Tonight’s dinner, however, is different. It will mark our archival adieu to classic Russian cuisine. For such an important occasion Mom has agreed to keep the invitees to just eight after I slyly quoted a line from a Roman scholar and satirist: “The number of dinner guests should be more than the Graces and less than the Muses.” Mom’s quasi-religious respect for culture trumps even her passion for guests. Who is she to disagree with the ancients?
And so, on this diabolically torrid late afternoon in Queens, the two of us are sweating over a decadent feast set in the imagined 1910s—Russia’s Silver Age, artistically speaking. The evening will mark our hail and farewell to a grandiose decade of Moscow gastronomy. To a food culture that flourished at the start of the twentieth century and disappeared abruptly when the 1917 revolution transformed Russian cuisine and culture into
Soviet
cuisine and culture—the only version we knew.
Mom and I have not taken the occasion lightly.
The horseradish and lemon vodkas that I’ve been steeping for days are chilling in their cut-crystal carafes. The caviar glistens. We’ve even gone to the absurd trouble of brewing our own kvass, a folkloric beverage from fermented black bread that’s these days mostly just mass-produced fizz. Who knows? Besides communing with our ancestral stomachs, this might be our last chance on this culinary journey to eat
really well
.
“The burbot liver—
what
to do about the burbot liver?” Mom laments, finally off the phone.

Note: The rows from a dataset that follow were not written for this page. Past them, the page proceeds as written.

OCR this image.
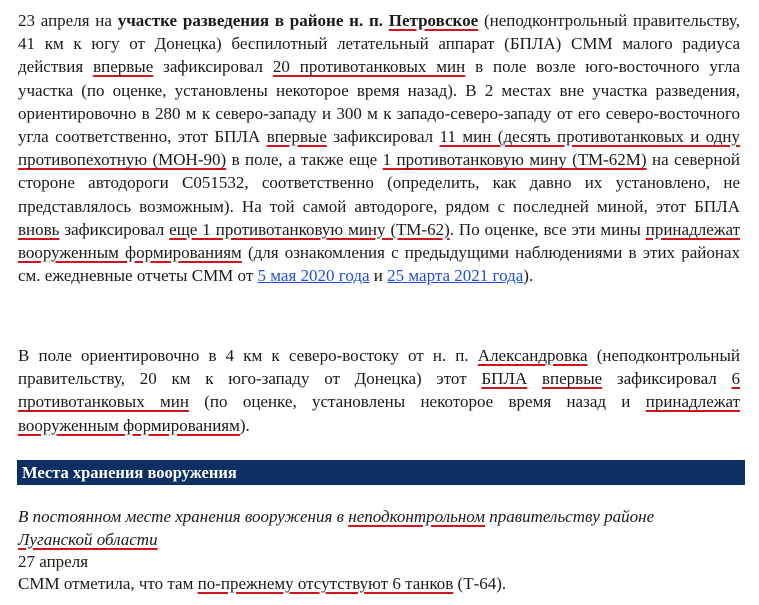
23 апреля на участке разведения в районе н. п. Петровское (неподконтрольный правительству, 41 км к югу от Донецка) беспилотный летательный аппарат (БПЛА) СММ малого радиуса действия впервые зафиксировал 20 противотанковых мин в поле возле юго-восточного угла участка (по оценке, установлены некоторое время назад). В 2 местах вне участка разведения, ориентировочно в 280 м к северо-западу и 300 м к западо-северо-западу от его северо-восточного угла соответственно, этот БПЛА впервые зафиксировал 11 мин (десять противотанковых и одну противопехотную (МОН-90) в поле, а также еще 1 противотанковую мину (ТМ-62М) на северной стороне автодороги C051532, соответственно (определить, как давно их установлено, не представлялось возможным). На той самой автодороге, рядом с последней миной, этот БПЛА вновь зафиксировал еще 1 противотанковую мину (ТМ-62). По оценке, все эти мины принадлежат вооруженным формированиям (для ознакомления с предыдущими наблюдениями в этих районах см. ежедневные отчеты СММ от 5 мая 2020 года и 25 марта 2021 года).
В поле ориентировочно в 4 км к северо-востоку от н. п. Александровка (неподконтрольный правительству, 20 км к юго-западу от Донецка) этот БПЛА впервые зафиксировал 6 противотанковых мин (по оценке, установлены некоторое время назад и принадлежат вооруженным формированиям).
Места хранения вооружения
В постоянном месте хранения вооружения в неподконтрольном правительству районе
Луганской области
27 апреля
СММ отметила, что там по-прежнему отсутствуют 6 танков (Т-64).
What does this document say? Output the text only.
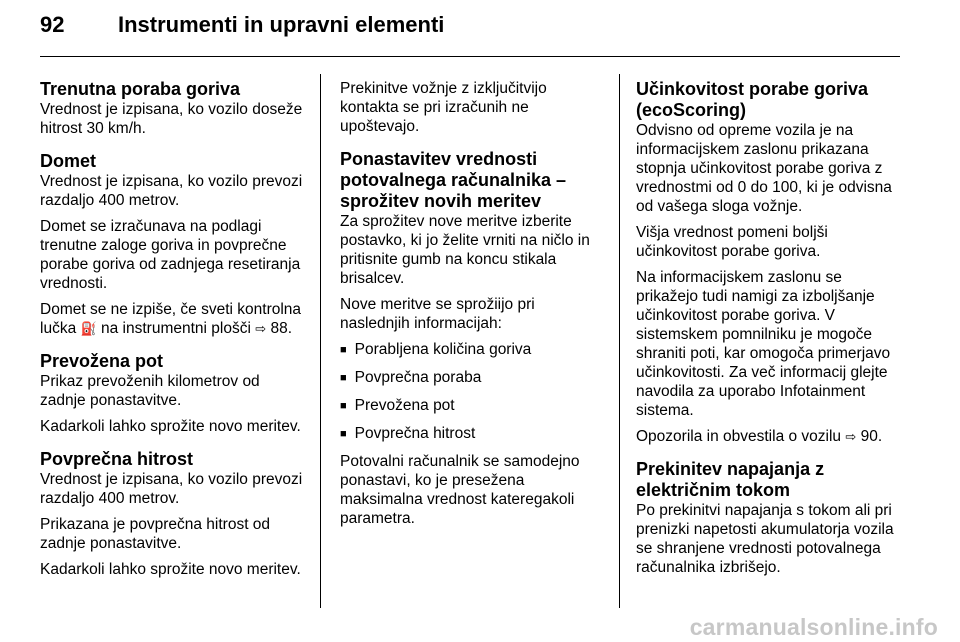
92	Instrumenti in upravni elementi
Trenutna poraba goriva

Vrednost je izpisana, ko vozilo doseže hitrost 30 km/h.

Domet

Vrednost je izpisana, ko vozilo prevozi razdaljo 400 metrov.

Domet se izračunava na podlagi trenutne zaloge goriva in povprečne porabe goriva od zadnjega resetiranja vrednosti.

Domet se ne izpiše, če sveti kontrolna lučka ⛽ na instrumentni plošči ⇨ 88.

Prevožena pot

Prikaz prevoženih kilometrov od zadnje ponastavitve.

Kadarkoli lahko sprožite novo meritev.

Povprečna hitrost

Vrednost je izpisana, ko vozilo prevozi razdaljo 400 metrov.

Prikazana je povprečna hitrost od zadnje ponastavitve.

Kadarkoli lahko sprožite novo meritev.

Prekinitve vožnje z izključitvijo kontakta se pri izračunih ne upoštevajo.

Ponastavitev vrednosti potovalnega računalnika – sprožitev novih meritev

Za sprožitev nove meritve izberite postavko, ki jo želite vrniti na ničlo in pritisnite gumb na koncu stikala brisalcev.

Nove meritve se sprožiijo pri naslednjih informacijah:

■ Porabljena količina goriva
■ Povprečna poraba
■ Prevožena pot
■ Povprečna hitrost

Potovalni računalnik se samodejno ponastavi, ko je presežena maksimalna vrednost kateregakoli parametra.

Učinkovitost porabe goriva (ecoScoring)

Odvisno od opreme vozila je na informacijskem zaslonu prikazana stopnja učinkovitost porabe goriva z vrednostmi od 0 do 100, ki je odvisna od vašega sloga vožnje.

Višja vrednost pomeni boljši učinkovitost porabe goriva.

Na informacijskem zaslonu se prikažejo tudi namigi za izboljšanje učinkovitost porabe goriva. V sistemskem pomnilniku je mogoče shraniti poti, kar omogoča primerjavo učinkovitosti. Za več informacij glejte navodila za uporabo Infotainment sistema.

Opozorila in obvestila o vozilu ⇨ 90.

Prekinitev napajanja z električnim tokom

Po prekinitvi napajanja s tokom ali pri prenizki napetosti akumulatorja vozila se shranjene vrednosti potovalnega računalnika izbrišejo.

carmanualsonline.info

Noticing how poignantly scratched her knuckles are from assorted gratings, I reply, for the umpteenth time, that burbot, noble member of the freshwater cod family so fetishized by pre-revolutionary Russian gourmands, is nowhere to be had in Jackson Heights, Queens. Frustrated sighing. As always, my pragmatism interferes with Mom’s dreaming and scheming. And let’s not even mention
viziga
, the desiccated dorsal cord of a sturgeon. Burbot liver was the czarist foie gras,
viziga
its shark’s fin. Chances of finding either in any zip code hereabouts? Not slim—none.